02-14-2008, 03:01 AM
http://www.theatlantic.com/doc/196011/india-pakistan
An Atlantic report
India and Pakistan
The signing of the Indus Water Treaty in Karachi in September was, as President Eisenhower so correctly put it at his press conference, "One bright spot⦠in a very depressing world picture." The treaty marks the end of a twelve-year fight between India and Pakistan over the division of the waters of the immense Indus River basin, a parched and hilly region which overlaps northwest India and a major section of West Pakistan. The Indus treaty is the first real rapprochement India and Pakistan have had since the bloody partition of the Asian subcontinent in August, 1947. And inasmuch as the fight over the waters was considered by many to be the most explosive of the many disputes between the two countries, there now is at least hope that India and Pakistan can become more neighborly.

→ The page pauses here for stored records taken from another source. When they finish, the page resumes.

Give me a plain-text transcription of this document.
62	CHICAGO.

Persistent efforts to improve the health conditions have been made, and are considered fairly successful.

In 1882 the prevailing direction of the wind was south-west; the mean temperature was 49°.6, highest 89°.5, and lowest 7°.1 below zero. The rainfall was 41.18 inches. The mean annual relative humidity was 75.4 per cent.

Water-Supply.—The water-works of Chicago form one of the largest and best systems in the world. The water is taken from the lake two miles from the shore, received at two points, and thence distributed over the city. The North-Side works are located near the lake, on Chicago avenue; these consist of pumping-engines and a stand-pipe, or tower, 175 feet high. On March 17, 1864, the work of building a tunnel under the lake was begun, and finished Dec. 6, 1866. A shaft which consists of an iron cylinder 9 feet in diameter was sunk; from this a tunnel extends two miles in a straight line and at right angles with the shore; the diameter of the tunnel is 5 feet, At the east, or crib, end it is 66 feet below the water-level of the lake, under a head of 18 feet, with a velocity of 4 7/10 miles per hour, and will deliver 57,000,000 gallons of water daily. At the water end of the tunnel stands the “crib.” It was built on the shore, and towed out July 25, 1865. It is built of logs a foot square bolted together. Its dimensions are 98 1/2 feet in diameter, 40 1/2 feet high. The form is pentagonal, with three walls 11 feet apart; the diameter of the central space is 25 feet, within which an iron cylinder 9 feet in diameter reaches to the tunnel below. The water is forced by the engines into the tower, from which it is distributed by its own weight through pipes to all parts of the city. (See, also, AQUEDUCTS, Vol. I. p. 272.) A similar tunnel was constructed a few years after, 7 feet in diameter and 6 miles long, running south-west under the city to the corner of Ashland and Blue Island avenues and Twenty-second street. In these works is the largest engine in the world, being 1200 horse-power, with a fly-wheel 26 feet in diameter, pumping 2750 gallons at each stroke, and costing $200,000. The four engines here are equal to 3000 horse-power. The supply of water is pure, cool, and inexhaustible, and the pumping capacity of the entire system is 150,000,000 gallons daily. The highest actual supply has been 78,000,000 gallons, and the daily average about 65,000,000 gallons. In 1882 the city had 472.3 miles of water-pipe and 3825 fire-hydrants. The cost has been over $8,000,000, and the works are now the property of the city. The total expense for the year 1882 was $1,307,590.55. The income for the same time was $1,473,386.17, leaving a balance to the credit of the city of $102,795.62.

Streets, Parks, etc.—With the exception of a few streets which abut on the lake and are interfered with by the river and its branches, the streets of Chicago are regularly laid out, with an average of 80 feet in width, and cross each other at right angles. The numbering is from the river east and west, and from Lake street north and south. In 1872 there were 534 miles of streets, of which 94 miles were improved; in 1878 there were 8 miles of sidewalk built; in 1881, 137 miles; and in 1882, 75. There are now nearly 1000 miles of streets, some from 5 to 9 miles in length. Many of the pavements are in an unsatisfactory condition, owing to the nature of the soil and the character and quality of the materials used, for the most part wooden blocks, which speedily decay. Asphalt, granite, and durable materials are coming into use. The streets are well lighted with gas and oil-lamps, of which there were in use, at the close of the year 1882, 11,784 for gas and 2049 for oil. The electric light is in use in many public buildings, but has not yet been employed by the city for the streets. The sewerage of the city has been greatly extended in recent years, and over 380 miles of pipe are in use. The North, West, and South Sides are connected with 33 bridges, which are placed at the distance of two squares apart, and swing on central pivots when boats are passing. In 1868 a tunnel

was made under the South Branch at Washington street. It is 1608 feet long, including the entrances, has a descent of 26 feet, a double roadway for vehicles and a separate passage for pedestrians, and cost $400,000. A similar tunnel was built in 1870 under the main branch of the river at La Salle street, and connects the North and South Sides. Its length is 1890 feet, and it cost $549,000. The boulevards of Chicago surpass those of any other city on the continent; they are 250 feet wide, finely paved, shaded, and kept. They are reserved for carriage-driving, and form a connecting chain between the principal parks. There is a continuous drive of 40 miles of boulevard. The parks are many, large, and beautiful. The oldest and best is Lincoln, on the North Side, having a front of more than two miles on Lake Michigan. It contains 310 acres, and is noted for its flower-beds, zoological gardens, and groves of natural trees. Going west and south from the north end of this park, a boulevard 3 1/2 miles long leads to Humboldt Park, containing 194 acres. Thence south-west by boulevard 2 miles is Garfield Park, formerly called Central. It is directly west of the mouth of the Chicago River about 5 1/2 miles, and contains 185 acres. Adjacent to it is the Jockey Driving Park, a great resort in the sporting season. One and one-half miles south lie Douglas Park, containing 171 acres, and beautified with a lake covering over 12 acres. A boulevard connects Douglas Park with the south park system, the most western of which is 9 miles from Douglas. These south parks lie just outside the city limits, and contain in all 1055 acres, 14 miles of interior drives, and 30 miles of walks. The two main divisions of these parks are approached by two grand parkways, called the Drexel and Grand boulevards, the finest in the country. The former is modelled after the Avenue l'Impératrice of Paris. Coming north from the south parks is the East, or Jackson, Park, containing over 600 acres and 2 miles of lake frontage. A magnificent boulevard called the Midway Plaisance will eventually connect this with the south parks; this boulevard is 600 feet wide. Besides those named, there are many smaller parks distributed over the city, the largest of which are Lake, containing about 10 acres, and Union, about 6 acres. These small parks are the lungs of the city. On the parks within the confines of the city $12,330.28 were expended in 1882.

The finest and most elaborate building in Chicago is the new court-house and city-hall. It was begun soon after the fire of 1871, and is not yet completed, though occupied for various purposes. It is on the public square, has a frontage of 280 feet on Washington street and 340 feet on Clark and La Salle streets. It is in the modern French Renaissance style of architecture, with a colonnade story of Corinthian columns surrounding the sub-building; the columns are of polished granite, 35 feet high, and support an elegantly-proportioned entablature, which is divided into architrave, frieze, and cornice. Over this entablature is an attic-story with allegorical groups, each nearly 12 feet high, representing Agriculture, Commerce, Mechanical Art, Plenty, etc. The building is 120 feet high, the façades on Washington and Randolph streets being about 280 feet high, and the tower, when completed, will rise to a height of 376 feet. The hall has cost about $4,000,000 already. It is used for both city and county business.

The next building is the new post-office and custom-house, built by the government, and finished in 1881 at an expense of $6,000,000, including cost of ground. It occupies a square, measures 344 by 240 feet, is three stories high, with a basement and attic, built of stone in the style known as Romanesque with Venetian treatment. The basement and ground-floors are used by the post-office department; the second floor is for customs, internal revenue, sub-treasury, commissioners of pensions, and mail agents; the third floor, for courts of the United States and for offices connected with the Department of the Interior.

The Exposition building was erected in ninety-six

When the British raj pulled out of the subcontinent two years after the end of World War II, Muslim Pakistan also pulled out of predominantly Hindu India. In partitioning the land on a religious basis, the peculiarities of the Indus momentarily were ignored. This 1800-mile-long river rises in the Himalayas of Tibet, is fed by six tributaries, and now forms a sort of unwieldy international fire hose with India, at the headwaters, controlling the spigot, and Pakistan, down-country, at the unpredictable nozzle. Further complicating this, the canals and barrages built under British rule to serve a unified area were, under partition, left pretty much on the Pakistani side of the border.